(Coast Salish Territory/Vancouver, B.C. - January 07, 2016) A recently released study, published in Virology Journal, reports evidence that the virus most feared by the international salmon farming industry is now present in our wild fish in British Columbia, Canada.
Chief Bob Chamberlin, Vice-President of the Union of BC Indian Chiefs (UBCIC), stated, “For years, we have warned the federal and provincial governments about our concerns with the imminent and devastating effect salmon farms have on wild salmon stocks. Today these fears are heightened. Wild salmon are integral to many First Nations’ cultures, well being and livelihood, and the protection of our wild salmon stocks is equally integral to the economic and environmental sustainability of the province and country as a whole.”
The ISA virus, a member of the influenza family, is appearing around the world where Atlantic salmon are farmed. When active, this virus can engulf the salmon farming industry, but here in BC we have the added risk of it spreading to wild salmon stocks that are already in decline. This virus has the potential for severe consequences to BC, the Northwestern United States and Alaska. ISAV caused billions of dollars in damage when accidentally introduced to Chile, because no action was taken when it was first detected.
We are extremely concerned that the study reports detection of a European strain of the ISA virus in the Fraser sockeye that spawn in Cultus Lake.
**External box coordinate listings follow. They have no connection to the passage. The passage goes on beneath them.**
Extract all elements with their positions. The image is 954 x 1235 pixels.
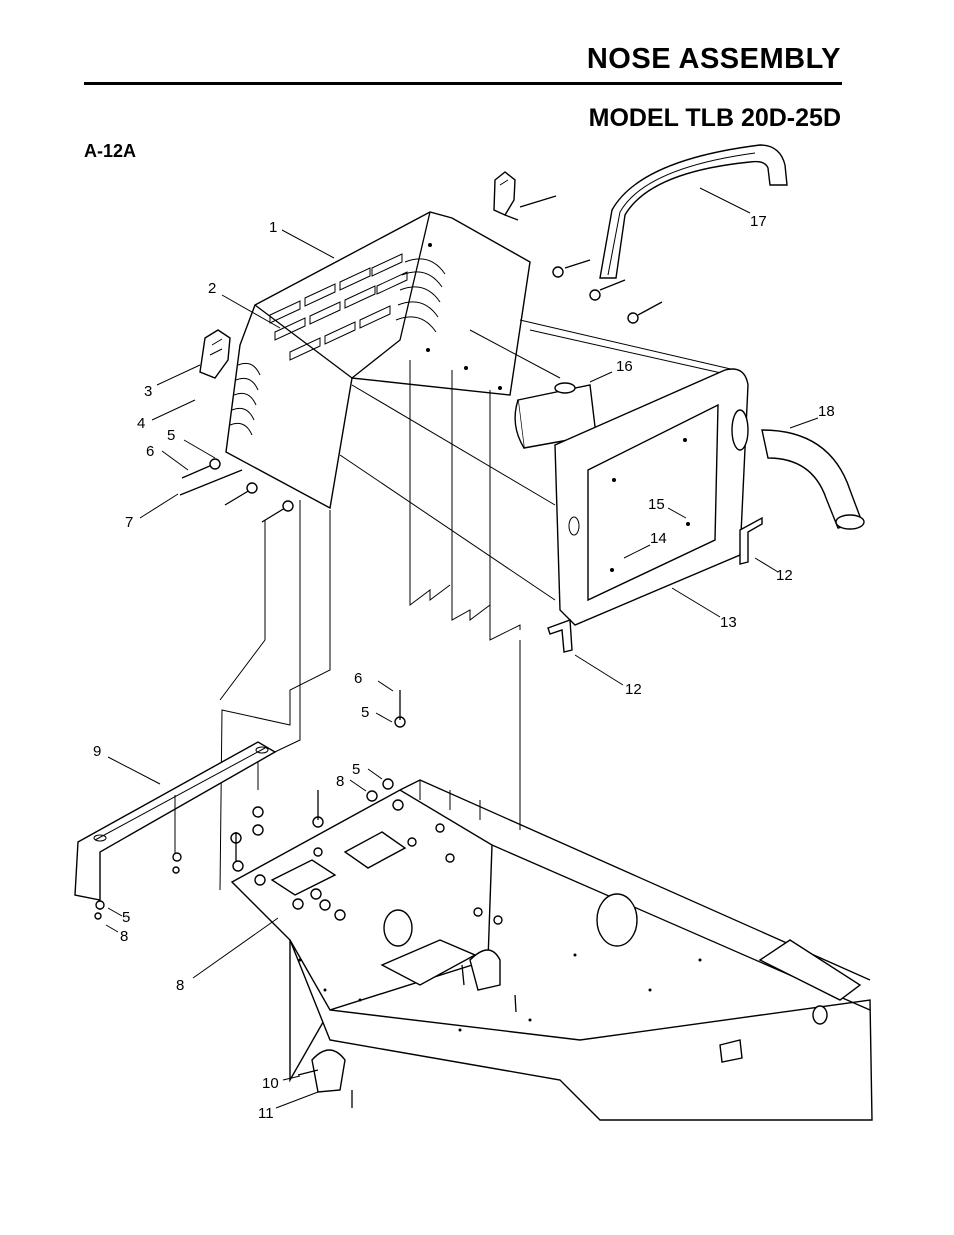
callout-12a: 12: [776, 567, 793, 584]
latch-left-part: [199, 329, 231, 379]
callout-5a: 5: [167, 427, 175, 444]
callout-11: 11: [258, 1105, 274, 1122]
callout-8b: 8: [120, 928, 128, 945]
callout-6a: 6: [146, 443, 154, 460]
alignment-lines: [219, 319, 736, 891]
callout-18: 18: [818, 403, 835, 420]
hose-part: [761, 429, 865, 530]
callout-7: 7: [125, 514, 133, 531]
header-rule: [84, 82, 842, 85]
front-panel-part: [554, 368, 749, 626]
bracket-parts: [547, 516, 763, 653]
figure-id: A-12A: [84, 141, 137, 161]
side-plate-part: [74, 741, 277, 920]
page-title: NOSE ASSEMBLY: [586, 43, 841, 75]
callout-15: 15: [648, 496, 665, 513]
hardware-bolts: [179, 195, 663, 523]
callout-10: 10: [262, 1075, 279, 1092]
nose-hood-part: [225, 211, 531, 510]
grab-handle-part: [599, 144, 788, 279]
callout-13: 13: [720, 614, 737, 631]
callout-14: 14: [650, 530, 667, 547]
callout-leaders: [105, 187, 819, 1109]
callout-6b: 6: [354, 670, 362, 687]
callout-5d: 5: [122, 909, 130, 926]
callout-1: 1: [269, 219, 277, 236]
main-frame-part: [230, 690, 873, 1121]
callout-5c: 5: [352, 761, 360, 778]
callout-8a: 8: [336, 773, 344, 790]
callout-2: 2: [208, 280, 216, 297]
callout-9: 9: [93, 743, 101, 760]
callout-17: 17: [750, 213, 767, 230]
callout-labels: 1 2 3 4 5 6 7 17 16 18 15 14 12 13 12 6 …: [93, 213, 835, 1122]
callout-5b: 5: [361, 704, 369, 721]
callout-16: 16: [616, 358, 633, 375]
callout-3: 3: [144, 383, 152, 400]
callout-4: 4: [137, 415, 145, 432]
model-subtitle: MODEL TLB 20D-25D: [588, 104, 841, 132]
callout-8c: 8: [176, 977, 184, 994]
callout-12b: 12: [625, 681, 642, 698]
latch-top-part: [493, 171, 516, 216]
These findings come as we face another year, where only an estimated two million sockeye have returned to the Fraser River, far short of the more than six million predicted in preseason forecasts.
Grand Chief Stewart Phillip, President of UBCIC, asserts, “With the newly released research, we have the opportunity to stop the ISA virus before it causes incalculable damage to wild salmon. UBCIC calls for the opening of fish farms to independent First Nations testing. Additionally, a test is needed that is specific to the new variant of European ISA virus and must be carried out on Atlantic salmon in the farms that are guests in our territories.”
The study represents a window of opportunity for the newly elected Trudeau government to take concrete steps to protect our wild salmon and rebuild the trust and respect that was lost under the Harper regime, which dismissed evidence-based scientific approaches and refused to enact the recommendations of the Cohen Commission of Inquiry into the Decline of Sockeye Salmon in the Fraser River.
Given the critical importance of wild salmon the UBCIC remains fully committed to work with Minister Tootoo to help guide the new government’s commitments to reestablish transparent, science -based approaches and to renewing the relationship between the federal government and First Nations on a Nation-to-Nation basis, respecting our inherent Title and Rights.